About the same time, another person, who authorities believed was Ng’s husband, was paddling toward her from the Canadian side.
When agents inspected Ng’s duffel bag, they found it contained socks that were moving around.
Inside were 29 individually wrapped eastern box turtles, a protected species found from Maine to Texas and listed as vulnerable due to the illegal pet trade and other threats, according to the nonprofit Turtle Survival Alliance.
Laws on keeping the species as a pet vary by state, but it is always illegal to transport them abroad without proper permits.
Ng pleaded guilty to one smuggling charge in U.S. District Court in Vermont on Friday. She will be sentenced in December. Her attorney did not immediately respond to a request for comment late Friday.

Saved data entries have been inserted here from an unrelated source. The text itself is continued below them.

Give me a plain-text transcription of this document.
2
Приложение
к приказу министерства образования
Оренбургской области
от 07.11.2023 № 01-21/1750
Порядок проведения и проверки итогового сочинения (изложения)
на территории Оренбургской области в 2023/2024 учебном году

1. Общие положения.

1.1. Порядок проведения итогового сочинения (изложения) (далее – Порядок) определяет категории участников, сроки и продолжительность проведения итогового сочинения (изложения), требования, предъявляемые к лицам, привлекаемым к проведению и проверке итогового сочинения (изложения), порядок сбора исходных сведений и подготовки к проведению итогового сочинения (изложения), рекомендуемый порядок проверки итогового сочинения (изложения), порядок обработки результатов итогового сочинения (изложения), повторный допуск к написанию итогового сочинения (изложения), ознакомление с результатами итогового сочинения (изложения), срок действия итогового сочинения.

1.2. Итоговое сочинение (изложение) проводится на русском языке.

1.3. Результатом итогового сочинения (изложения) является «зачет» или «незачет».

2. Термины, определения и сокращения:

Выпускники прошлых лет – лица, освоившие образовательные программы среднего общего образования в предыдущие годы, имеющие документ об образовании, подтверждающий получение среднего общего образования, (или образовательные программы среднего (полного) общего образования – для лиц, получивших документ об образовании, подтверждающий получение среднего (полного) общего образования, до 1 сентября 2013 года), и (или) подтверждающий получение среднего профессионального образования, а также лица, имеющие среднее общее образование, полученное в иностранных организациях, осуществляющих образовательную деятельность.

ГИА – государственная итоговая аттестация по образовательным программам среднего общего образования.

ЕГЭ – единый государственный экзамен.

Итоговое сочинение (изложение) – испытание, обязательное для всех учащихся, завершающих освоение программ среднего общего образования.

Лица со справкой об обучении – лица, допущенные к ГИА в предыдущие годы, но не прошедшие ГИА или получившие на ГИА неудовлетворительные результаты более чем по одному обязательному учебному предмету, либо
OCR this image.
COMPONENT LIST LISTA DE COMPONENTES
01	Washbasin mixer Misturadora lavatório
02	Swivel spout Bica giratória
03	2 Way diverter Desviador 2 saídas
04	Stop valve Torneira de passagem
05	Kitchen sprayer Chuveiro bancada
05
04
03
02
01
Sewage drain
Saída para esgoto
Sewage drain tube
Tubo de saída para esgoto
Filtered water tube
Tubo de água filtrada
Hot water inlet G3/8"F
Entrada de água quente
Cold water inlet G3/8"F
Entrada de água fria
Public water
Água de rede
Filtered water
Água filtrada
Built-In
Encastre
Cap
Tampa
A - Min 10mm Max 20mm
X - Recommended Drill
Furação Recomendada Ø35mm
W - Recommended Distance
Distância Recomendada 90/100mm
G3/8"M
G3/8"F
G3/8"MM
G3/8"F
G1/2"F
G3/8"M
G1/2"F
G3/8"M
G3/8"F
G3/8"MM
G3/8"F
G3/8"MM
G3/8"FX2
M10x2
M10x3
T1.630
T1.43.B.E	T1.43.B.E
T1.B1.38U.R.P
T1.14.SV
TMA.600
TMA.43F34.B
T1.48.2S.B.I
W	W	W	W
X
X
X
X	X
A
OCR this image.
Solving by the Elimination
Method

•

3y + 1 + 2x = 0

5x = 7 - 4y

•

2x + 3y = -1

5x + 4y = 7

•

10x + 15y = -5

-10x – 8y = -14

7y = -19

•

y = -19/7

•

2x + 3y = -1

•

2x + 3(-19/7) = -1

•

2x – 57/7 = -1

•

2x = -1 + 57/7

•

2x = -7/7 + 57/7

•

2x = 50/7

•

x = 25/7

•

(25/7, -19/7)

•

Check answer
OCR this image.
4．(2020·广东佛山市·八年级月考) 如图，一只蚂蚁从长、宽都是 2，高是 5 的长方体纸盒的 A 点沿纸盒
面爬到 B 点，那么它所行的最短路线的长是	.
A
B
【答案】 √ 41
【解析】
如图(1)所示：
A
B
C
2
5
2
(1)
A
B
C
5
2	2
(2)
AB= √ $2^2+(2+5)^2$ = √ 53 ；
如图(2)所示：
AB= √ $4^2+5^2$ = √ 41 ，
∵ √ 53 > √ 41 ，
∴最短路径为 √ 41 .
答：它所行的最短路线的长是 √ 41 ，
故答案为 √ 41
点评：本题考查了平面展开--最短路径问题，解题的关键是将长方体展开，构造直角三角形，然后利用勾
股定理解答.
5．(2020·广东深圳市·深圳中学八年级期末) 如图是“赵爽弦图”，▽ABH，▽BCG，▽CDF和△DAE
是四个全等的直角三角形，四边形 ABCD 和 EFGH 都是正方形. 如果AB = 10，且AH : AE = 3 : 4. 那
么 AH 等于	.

Ng is a citizen of China who had been living in Canada and entered the United States on a tourist visa, according to officials. She is from Hong Kong, where the turtles would have been eventually sold, officials said after reading her cellphone communications. Turtles with colorful markings are prized in the domestic and foreign pet trade market, the Justice Department said, particularly in China and Hong Kong.
The United States is a leading origin point for the legal and illegal trade in turtles, Jennifer Sevin, director of biological instruction at the University of Richmond, wrote last year on academic news site The Conversation.
At least 24,000 freshwater turtles sourced from the United States were intercepted in the illegal trade between 1998 and 2021, according to a University of Michigan-led analysis published last year.
Last April, a Virginia man admitted capturing wild eastern box turtles and selling them on Facebook. In 2020 a Chinese national was extradited from Malaysia after involvement in what U.S. authorities said was a $2.2 million turtle smuggling scheme. In 2014, a Canadian man even tried to smuggle 51 live turtles out of the United States stuffed inside his pants, prosecutors said.
Ng came to the attention of law enforcement after repeatedly renting an Airbnb near Lake Wallace, an area known for smuggling activity, during the tourist off-season, a Border Patrol agent told the court in an affidavit.
Her husband had also previously rented an Airbnb directly opposite hers on the lake, investigations suggested.
Ng’s cellphone content and rental car GPS data suggested the turtles were obtained in New Jersey.
Ng agreed to pay $3,480 to cover costs of caring for the seized turtles during the case. It was not immediately clear what would happen to them. Turtles confiscated by law enforcement are frequently sent to zoos and aquariums, according to a 2022 report by U.S. Fish and Wildlife Service staff and other experts.
The authors noted agencies had a limited capacity to “house them, screen them for disease, determine their origin and repatriate them back into the wild.”